HDRIs are not absolute, so all bets are off. Are you using a sunlit hdri, overcast, night city scene, or milky way?
In this case, I’d start with sun&sky (or just sky) to set my initial exposure. Replace it with HDRI. Then adjust the HDRI strength until it approximately matches what you’d expect for the HDRI scene at that exposure. And then there is the problem of the sun very often being clipped in brightness.
This isn’t science, so impossible to get it “correct”. There is eyeballing it involved since HDRIs doesn’t contain absolute values. The final render may be off a little in exposure, but light sources should end up in their respective area automatically.

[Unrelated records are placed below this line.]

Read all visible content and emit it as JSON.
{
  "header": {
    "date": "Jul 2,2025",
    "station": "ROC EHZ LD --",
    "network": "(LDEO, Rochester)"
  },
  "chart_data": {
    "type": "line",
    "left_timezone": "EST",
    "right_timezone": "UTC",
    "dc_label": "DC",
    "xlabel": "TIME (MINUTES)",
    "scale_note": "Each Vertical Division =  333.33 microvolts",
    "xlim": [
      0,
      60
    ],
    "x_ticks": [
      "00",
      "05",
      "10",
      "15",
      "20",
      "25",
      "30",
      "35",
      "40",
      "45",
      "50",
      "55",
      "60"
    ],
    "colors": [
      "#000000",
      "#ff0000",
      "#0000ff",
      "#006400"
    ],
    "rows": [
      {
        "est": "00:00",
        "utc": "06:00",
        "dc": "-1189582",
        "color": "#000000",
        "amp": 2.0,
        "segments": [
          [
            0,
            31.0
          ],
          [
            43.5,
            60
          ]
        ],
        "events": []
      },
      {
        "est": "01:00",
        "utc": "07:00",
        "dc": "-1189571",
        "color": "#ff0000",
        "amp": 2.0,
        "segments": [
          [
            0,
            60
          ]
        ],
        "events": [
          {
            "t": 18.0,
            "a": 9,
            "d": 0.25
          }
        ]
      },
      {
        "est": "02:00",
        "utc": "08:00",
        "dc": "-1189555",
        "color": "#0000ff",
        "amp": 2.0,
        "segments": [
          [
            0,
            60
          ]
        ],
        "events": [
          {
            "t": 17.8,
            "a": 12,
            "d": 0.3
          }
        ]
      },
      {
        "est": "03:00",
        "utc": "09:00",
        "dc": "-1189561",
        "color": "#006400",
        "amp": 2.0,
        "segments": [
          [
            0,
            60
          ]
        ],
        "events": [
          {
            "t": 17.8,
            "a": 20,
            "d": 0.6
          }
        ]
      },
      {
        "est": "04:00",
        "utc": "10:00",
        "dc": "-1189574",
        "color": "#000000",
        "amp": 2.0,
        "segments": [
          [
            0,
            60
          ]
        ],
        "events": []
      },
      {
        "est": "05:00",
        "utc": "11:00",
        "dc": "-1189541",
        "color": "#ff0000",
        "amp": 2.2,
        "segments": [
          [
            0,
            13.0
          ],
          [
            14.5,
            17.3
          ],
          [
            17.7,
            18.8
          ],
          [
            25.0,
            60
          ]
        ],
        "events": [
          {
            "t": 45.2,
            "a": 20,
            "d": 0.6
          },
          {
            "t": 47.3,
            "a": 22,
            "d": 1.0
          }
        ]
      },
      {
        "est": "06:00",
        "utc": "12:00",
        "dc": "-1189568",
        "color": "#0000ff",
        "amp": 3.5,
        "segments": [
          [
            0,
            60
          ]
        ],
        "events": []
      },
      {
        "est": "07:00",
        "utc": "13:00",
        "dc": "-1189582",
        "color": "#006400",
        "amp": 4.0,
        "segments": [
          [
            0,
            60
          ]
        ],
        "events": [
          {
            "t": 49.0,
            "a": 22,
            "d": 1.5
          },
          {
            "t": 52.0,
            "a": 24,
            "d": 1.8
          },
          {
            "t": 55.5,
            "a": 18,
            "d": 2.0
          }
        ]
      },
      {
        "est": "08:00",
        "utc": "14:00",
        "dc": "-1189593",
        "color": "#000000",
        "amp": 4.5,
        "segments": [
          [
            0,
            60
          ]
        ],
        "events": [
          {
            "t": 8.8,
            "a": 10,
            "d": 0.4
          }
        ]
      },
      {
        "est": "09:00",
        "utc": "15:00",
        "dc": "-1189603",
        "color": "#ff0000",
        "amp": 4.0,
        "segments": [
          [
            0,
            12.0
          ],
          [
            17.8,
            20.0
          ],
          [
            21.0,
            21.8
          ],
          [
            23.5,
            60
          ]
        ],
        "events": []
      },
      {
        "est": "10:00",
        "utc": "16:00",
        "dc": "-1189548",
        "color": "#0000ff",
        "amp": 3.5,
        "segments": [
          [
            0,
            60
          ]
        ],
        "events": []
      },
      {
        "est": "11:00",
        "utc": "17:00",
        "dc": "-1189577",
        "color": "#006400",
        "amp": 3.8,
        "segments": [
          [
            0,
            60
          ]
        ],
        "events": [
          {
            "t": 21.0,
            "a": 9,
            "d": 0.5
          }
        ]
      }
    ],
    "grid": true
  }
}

There is nothing “wrong” by using neutral exposure, except your indoor lighting may need to be tweaked every time they are used, in order to stay in adequate relation to the HDRI used.
Personally, I don’t see the advantage to using HDRI for indoors anyway over sun&sky (I prefer just sky if I can choose to avoid the sun). High contrast HDRI takes long time to automap and long time to render. Sky texture resolves much faster, and although not very intuitive, you can still manipulate colors around if you want (or mix stuff).
I wish we had a physical sky, with camera visible sun disk, corona, position and time controls, north setting, and the whole lot.
Thank you everyone. That is a lot of information. I will try to make sense of it. You guys are really helpful. I will answer some of the questions later. It is a daytime scene. I am looking for a non-reflective glass. Can anyone tell me where I can get one?